The Regulatory Mix, TMI’s daily blog of regulatory activities, is a snapshot of PUC, FCC, legislative, and occasionally court issues that our regulatory monitoring team uncovers each day. Depending on their significance, some items may be the subject of a TMI Regulatory Bulletin.
The FCC has released the Eligible Services List (ESL) for the E-Rate program for funding year 2016. Most of the changes are intended to reflect program revisions adopted in 2014. See the Regulatory Mix dated 5/27/15 and 12/12/14. TMI Regulatory Bulletin Service subscribers see Bulletin dated 1/19/15 and 9/18/15.
Team Telecom Process Reform
In a blog posting, FCC Commissioner Michael O’Reilly has recommended changes to the way “Team Telecom” operates when reviewing telecommunications transactions for national security concerns. (Team Telecom is a working group of representatives from the Federal government entities charged with ensuring national security: the Departments of Homeland Security, Defense, Justice, State, Treasury, and Commerce, as well as US Trade Representative and the FBI). Expressing concern about the “opaque and sometimes unending review process” used by Team Telecom when reviewing transactions involving broadcasters, O-Reilly noted that “Once transaction applications are submitted, there is little to no information available to the Commission, much less applicants, on status or potential areas of concern, no timeline for conclusion, and way to discern which agency, if any, has concerns.” Moreover,”[t]he haphazard process does not provide any precedential value for future applicants to know what may be acceptable or unacceptable practices, structure or partnerships. This leaves applicants subject to the whim of the individual members of Team Telecom at that exact moment in time.” Additionally, “Without a transparent and balanced process, any decisions resulting fuel the charge that blatant political influences led to a particular outcome.”
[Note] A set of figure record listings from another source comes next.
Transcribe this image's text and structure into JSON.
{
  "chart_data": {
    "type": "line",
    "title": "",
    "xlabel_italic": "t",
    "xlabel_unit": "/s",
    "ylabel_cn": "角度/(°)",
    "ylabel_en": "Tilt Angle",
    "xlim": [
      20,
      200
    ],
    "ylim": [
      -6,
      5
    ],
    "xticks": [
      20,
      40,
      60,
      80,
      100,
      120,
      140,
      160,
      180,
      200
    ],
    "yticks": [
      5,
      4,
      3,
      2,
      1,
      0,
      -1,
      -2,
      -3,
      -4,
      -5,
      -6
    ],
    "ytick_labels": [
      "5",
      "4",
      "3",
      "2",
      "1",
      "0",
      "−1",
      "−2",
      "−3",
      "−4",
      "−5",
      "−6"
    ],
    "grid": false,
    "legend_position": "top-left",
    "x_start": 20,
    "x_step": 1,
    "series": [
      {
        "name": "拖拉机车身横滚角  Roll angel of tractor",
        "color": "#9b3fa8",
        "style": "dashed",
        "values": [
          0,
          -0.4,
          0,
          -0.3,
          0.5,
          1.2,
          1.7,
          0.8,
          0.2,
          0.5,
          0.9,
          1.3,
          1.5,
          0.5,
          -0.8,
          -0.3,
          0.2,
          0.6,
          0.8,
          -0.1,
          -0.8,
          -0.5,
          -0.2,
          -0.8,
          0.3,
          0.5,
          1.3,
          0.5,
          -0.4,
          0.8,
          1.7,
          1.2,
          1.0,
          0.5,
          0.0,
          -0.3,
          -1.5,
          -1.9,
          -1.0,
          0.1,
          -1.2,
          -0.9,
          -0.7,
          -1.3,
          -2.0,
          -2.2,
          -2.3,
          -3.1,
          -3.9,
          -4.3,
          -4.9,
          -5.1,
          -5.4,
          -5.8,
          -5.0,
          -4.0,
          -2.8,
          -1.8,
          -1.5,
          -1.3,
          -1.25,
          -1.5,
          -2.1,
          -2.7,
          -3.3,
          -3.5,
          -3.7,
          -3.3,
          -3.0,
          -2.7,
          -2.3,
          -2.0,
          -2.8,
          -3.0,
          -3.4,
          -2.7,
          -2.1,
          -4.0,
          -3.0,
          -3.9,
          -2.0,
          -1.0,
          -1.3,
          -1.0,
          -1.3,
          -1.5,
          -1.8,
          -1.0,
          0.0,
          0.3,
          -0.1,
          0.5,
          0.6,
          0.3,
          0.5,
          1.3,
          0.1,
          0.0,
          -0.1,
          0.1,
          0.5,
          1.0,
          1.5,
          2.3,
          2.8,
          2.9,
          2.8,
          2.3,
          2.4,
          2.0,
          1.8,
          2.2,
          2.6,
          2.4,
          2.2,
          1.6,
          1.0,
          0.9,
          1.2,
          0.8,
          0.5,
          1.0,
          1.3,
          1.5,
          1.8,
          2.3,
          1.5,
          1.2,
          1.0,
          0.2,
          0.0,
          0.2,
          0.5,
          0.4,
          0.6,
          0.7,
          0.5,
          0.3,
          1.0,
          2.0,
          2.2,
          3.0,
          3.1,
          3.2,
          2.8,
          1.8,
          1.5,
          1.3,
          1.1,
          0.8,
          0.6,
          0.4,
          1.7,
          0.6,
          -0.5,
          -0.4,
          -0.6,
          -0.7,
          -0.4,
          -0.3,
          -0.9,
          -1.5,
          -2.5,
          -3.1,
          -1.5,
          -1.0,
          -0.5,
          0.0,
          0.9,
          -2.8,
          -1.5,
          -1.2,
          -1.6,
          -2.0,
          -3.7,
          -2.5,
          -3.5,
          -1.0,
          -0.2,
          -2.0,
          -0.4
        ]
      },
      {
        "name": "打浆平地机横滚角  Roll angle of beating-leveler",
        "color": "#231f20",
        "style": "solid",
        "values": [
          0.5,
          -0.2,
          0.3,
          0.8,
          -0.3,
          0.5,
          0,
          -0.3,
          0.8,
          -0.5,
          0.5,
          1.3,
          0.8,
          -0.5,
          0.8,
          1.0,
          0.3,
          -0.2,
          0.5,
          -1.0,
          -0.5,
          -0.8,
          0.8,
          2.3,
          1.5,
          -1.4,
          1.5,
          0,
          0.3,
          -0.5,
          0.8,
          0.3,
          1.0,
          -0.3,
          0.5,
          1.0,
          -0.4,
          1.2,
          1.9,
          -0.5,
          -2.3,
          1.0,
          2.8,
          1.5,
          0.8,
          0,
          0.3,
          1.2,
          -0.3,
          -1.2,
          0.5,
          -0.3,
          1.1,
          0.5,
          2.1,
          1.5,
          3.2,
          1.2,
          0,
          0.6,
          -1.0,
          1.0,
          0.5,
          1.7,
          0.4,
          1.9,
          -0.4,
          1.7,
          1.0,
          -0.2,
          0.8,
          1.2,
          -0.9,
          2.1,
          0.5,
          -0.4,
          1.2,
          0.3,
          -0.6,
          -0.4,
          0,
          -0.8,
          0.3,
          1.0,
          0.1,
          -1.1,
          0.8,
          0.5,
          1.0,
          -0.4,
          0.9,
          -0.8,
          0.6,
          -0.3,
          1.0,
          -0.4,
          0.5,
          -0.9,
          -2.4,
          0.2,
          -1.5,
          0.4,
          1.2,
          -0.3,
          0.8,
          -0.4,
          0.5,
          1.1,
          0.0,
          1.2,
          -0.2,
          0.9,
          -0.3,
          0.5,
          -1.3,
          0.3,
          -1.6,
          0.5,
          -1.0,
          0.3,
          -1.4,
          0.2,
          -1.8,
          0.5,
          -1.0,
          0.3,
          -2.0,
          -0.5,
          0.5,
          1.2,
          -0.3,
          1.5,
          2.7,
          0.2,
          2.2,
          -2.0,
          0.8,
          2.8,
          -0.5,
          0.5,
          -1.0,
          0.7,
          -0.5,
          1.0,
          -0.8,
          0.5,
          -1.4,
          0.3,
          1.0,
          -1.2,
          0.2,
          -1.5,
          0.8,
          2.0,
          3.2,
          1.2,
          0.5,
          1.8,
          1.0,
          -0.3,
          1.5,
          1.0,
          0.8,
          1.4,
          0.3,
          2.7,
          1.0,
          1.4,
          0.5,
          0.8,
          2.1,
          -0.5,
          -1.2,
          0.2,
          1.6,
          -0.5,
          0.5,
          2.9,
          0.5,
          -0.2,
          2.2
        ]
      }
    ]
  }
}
To remedy this problem, O’Reilly proposes; (1) establishing a new foreign ownership cap for media companies: (2) establishing a notification process for a potential licensee to inform the FCC if foreign investment would be involved above 80% and forward pertinent information to Team Telecom; (3) establishing that foreign investment is automatically approved after 30 days, unless Team Telecom submits a formal request to the FCC seeking additional review time (for up to two 90-day periods); and (4) extend the same streamlined review process to investors seeking to invest in non-broadcast licensees.
Department of Commerce
The US Department of Commerce and the Department of the Treasury are announcing additional revisions to the Cuban sanctions that will, among other things, further facilitate travel to Cuba for authorized purposes and expand the telecommunications and internet-based services general licenses. The changes will take effect on September 21, 2015. With regard to telecommunications and Internet-based services specifically, the changes will allow persons subject to U.S. jurisdiction to: (1) establish a business presence in Cuba, including through joint ventures with Cuban entities, to provide certain telecommunications and internet-based services, as well as to enter into licensing agreements related to, and to market, such services; and (2) import Cuban-origin mobile applications into the United States and to hire Cuban nationals to develop them. It will also expand the existing authorization to provide services related to certain consumer communications devices exported to Cuba to authorize services related to additional types of items and to add training related to the installation, repair, or replacement of those items. Finally, License Exception Consumer Communications Devices will no longer be limited to sales or donations. This change is intended to support other types of transactions, such as leases and loans of eligible items for use by eligible end-users.